Wow, what do you say to that?

"No..." Was all I could say.

" I will admit, I do fancy you, and last night was great, but James is my brother and I can't do that to him, I'm not over Finn, I still haven't told him about what we done, and he broke my heart. I guess I'm just vulnerable right now, and I'm not ready to get back into another relationship, I just need time. I need to get my life back on track, there is a lot of things in my life that I regret, and I wouldn't want this to be one of them, I hope you understand where I'm coming from, and please, right now, I'm not committing to anything, I'm sorry beau."

*beau's point of view*

" I will admit, I do fancy you, and last night was great, but James is my brother and I can't do that to him, I'm not over Finn, I still haven't told him about what we done, and he broke my heart. I guess I'm just vulnerable right now, and I'm not ready to get back into another relationship, I just need time. I need to get my life back on track, there is a lot of things in my life that I regret, and I wouldn't want this to be one of them, I hope you understand where I'm coming from, and please, right now, I'm not committing to anything, I'm sorry beau."

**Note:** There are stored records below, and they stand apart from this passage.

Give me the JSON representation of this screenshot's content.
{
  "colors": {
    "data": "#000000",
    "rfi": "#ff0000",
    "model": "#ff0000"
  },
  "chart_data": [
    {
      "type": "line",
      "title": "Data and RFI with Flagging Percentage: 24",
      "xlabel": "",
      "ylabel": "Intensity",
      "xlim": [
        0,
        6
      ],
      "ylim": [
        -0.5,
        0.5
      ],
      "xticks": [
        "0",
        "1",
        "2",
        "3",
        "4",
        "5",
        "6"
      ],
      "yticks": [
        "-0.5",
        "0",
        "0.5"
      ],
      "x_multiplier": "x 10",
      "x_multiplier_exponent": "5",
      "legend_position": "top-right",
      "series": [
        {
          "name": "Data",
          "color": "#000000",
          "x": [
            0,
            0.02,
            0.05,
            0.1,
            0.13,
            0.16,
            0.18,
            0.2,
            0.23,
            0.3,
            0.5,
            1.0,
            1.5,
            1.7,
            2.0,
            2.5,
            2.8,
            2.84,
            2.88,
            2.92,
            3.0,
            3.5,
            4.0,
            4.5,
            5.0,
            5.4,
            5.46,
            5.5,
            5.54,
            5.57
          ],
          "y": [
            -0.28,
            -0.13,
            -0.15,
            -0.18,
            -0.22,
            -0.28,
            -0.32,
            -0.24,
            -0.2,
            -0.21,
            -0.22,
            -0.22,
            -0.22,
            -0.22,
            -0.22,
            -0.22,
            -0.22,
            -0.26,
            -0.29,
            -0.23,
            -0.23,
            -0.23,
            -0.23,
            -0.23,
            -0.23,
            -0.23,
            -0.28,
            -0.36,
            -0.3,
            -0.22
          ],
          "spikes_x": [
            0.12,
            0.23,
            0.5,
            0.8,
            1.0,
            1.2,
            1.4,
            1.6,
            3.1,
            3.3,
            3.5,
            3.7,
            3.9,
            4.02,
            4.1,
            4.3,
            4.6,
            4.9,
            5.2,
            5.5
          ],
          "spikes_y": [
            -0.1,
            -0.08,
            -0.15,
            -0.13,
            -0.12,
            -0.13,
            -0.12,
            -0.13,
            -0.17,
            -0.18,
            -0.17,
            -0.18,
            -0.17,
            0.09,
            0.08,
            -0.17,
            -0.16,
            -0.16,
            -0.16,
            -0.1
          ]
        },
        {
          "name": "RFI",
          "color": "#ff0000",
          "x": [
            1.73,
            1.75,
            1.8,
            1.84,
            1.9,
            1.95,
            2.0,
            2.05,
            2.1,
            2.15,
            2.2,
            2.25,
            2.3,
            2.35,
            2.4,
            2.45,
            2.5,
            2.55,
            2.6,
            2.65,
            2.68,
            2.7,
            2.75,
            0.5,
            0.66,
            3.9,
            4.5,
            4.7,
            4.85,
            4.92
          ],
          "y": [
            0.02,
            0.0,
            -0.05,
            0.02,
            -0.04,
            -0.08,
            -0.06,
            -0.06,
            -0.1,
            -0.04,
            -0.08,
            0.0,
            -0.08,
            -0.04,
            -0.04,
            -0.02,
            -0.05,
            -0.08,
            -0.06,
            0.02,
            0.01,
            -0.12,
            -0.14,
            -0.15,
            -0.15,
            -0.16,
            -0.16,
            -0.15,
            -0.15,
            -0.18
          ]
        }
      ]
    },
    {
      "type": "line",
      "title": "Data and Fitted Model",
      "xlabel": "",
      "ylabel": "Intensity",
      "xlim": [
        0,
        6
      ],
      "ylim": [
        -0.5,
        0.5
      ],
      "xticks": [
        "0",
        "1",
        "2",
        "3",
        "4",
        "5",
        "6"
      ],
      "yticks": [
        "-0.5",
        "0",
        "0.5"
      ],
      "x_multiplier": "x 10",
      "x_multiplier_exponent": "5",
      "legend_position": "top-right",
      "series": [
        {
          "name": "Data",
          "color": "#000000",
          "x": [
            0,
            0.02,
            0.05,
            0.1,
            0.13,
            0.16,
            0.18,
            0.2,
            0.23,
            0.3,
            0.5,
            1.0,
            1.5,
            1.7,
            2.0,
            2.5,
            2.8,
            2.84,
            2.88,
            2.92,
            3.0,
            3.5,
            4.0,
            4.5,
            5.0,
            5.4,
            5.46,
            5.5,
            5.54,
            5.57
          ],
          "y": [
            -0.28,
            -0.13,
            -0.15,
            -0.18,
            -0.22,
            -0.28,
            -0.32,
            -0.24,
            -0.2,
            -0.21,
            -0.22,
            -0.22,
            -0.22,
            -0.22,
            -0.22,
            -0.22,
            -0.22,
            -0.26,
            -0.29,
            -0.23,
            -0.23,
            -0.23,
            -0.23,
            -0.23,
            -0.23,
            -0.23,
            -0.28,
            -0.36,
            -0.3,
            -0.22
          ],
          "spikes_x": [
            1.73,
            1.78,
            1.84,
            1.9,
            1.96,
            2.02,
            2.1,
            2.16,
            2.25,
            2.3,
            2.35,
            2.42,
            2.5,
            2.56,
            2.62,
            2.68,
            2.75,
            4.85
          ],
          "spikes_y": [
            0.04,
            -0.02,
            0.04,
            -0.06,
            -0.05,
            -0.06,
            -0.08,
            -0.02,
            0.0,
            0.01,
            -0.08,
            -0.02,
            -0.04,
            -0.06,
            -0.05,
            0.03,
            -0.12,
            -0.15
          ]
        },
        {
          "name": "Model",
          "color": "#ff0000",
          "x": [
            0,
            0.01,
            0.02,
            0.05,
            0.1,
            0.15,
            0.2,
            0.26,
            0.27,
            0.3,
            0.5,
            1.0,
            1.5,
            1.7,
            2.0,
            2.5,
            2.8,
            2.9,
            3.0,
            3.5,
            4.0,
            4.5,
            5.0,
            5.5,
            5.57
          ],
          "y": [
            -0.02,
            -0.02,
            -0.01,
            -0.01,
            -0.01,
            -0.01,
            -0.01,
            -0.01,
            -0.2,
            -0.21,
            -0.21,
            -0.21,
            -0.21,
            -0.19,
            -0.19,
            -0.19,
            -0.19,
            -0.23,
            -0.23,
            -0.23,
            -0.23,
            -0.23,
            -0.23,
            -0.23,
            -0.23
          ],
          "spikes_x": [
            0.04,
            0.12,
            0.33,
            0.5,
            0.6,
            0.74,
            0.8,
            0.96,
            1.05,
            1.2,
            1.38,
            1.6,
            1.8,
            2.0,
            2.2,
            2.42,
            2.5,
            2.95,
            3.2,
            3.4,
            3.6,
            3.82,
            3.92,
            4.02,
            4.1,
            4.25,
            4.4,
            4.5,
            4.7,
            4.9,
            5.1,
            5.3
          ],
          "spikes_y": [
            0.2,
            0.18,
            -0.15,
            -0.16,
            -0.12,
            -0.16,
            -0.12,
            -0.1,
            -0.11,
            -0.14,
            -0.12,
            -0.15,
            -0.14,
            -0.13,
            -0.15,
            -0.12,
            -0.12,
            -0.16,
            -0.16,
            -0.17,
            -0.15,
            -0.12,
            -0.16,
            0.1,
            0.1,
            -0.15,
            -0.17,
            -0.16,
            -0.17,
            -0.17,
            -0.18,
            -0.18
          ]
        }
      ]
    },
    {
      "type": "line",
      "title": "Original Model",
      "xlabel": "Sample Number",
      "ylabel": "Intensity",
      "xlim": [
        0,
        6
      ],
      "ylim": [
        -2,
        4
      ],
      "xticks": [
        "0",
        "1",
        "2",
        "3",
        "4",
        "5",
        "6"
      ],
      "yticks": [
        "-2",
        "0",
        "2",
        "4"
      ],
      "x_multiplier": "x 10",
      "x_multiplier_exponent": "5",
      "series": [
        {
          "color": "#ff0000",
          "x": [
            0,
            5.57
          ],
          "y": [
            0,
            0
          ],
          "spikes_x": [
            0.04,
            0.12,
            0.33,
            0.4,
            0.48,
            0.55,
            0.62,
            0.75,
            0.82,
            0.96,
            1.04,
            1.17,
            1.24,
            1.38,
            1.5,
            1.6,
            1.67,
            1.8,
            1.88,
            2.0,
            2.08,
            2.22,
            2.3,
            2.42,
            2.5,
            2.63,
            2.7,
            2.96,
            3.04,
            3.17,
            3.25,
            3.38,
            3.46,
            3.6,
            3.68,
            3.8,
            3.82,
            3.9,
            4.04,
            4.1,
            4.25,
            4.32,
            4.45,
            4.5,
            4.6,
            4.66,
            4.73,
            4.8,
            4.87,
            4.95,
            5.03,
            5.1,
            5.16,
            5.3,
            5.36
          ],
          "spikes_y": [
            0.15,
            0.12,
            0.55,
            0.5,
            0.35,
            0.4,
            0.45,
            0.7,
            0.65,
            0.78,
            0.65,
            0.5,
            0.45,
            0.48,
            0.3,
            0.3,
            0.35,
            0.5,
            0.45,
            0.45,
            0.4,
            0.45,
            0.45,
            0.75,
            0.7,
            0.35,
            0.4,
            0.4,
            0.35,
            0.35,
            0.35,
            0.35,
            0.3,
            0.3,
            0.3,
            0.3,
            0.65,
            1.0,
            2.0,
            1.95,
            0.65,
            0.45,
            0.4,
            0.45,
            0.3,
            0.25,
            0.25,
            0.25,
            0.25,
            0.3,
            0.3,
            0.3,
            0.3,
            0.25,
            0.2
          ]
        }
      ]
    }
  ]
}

Wow, that sent a dagger through my chest. She gave me hope, I understand where she came from, but it's hard to pour your heart out, to then be rejected.

"I understand, ill be here for you, ill wait forever for you, I won't give up on us Rebecca, but I do care for you, I don't want to be just friends, how about for now we can just be best buds?"

She smiled at me, and that was enough for me to realised I'd never stop waiting for this girl.

"I'd like that" was all she said before she engulfed me in a bone crushing hug, I hugger her back just as hard and kissed the top of her head. It was beginning to get light, so I walked her back to her house and told her I'd text her when I got home. Even though tonight didn't exactly go to plan, I still had a smile on my face, I think I love her... Wow, did I just say that?